Friday state officials issued a release that includes these amendments board member Don McLeroy, of College Station who recently lost his bid for reelection, hopes to get approved. They include having students:
*contrast the Founding Father's intent for the wording of the First Amendment with the phrase "separation of church and state."
*discuss alternatives regarding long term entitlements such as Social Security and Medicare, given the decreasing worker to retiree ratio.
*contrast the tone of muckrakers and reform leaders such as Upton Sinclair, Susan B. Anthony, Ida B. Wells and W. E. B. DuBois on American society versus "the optimism of immigrants including Jean Pierre Godet as told in Thomas Kinkade’s The Spirit of America."
The adoption process has gotten national attention as preliminary action included taking Thomas Jefferson out of a world history section and replacing references to capitalism with free enterprise. Critics have accused the conservative Republicans on the board, including McLeroy, of trying to inject their political beliefs into the curriculum, such as requiring teachers to cover the Judeo-Christian influences of the nation's Founding Fathers, but not highlight the philosophical rationale for the separation of church and state.
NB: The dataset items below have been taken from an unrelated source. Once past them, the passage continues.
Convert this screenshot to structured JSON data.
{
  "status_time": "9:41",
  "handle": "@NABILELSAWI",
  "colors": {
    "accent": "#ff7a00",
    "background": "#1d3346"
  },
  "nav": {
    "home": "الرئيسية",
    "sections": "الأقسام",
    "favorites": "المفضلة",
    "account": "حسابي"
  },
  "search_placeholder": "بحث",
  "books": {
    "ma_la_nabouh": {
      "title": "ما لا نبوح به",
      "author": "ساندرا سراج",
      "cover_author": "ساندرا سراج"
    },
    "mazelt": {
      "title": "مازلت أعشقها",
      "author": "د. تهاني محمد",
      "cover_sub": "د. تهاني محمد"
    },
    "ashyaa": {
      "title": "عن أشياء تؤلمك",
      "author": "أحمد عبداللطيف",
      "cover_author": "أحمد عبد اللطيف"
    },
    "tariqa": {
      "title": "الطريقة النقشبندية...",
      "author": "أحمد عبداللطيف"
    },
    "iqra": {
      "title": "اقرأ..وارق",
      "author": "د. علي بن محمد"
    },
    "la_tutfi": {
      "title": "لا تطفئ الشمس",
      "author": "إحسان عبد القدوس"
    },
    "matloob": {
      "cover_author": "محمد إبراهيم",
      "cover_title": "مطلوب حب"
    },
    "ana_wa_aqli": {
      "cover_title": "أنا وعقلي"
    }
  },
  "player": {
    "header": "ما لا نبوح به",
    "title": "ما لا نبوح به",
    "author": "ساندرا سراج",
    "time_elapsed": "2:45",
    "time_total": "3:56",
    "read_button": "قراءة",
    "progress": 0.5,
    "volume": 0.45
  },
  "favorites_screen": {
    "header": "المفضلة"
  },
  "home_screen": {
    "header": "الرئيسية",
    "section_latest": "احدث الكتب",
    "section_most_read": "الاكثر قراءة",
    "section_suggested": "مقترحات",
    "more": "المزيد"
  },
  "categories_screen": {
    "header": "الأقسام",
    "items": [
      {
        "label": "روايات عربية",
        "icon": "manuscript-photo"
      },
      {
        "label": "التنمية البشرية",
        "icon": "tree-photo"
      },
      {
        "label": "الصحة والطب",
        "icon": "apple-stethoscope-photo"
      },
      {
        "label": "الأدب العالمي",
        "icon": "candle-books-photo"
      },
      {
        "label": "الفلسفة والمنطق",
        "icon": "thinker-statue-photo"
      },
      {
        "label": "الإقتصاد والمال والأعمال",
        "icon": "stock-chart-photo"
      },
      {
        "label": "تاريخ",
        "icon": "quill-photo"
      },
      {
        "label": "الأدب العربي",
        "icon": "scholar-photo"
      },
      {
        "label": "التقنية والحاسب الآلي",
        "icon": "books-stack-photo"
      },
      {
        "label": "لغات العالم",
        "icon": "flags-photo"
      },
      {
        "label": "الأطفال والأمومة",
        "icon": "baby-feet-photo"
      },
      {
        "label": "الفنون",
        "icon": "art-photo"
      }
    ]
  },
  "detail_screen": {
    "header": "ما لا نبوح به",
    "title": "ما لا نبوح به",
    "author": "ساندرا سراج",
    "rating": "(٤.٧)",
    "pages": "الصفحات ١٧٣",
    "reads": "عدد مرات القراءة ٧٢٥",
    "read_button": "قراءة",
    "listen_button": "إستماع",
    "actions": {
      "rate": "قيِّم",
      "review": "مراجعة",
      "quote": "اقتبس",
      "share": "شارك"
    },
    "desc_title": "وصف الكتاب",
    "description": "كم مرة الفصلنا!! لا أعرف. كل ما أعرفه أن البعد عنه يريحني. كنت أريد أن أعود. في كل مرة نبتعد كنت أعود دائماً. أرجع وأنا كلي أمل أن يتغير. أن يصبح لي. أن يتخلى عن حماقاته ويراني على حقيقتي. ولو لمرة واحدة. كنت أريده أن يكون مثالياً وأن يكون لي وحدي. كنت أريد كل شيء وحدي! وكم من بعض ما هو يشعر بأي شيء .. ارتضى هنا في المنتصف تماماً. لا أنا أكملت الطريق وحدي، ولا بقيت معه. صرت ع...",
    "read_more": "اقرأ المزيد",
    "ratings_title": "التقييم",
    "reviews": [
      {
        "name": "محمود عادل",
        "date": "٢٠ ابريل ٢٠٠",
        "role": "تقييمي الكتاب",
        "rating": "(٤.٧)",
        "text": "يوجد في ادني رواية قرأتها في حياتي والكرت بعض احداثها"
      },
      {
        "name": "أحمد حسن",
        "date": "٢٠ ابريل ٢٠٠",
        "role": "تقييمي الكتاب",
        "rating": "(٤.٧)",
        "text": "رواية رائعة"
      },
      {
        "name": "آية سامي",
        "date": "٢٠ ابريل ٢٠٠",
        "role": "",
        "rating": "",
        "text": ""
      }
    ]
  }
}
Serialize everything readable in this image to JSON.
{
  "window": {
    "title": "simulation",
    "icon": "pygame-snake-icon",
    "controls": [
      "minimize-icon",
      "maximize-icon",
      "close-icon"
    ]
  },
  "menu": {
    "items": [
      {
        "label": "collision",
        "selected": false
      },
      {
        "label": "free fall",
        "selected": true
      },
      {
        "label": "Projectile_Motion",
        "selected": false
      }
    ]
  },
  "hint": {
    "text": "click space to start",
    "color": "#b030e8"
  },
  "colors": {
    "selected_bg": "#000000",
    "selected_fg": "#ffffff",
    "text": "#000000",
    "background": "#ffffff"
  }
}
One Hispanic board member walked out of a March meeting claiming some members were trying to "whitewash" the curriculum by excluding some minorities from history lessons.
This week the American Civil Liberties Union (ACLU) of Texas issued a report critical of the SBOEand called for the Legislature to check the SBOE's “systemic abuse” of power by limiting its ability to insert personal ideologies into curriculum.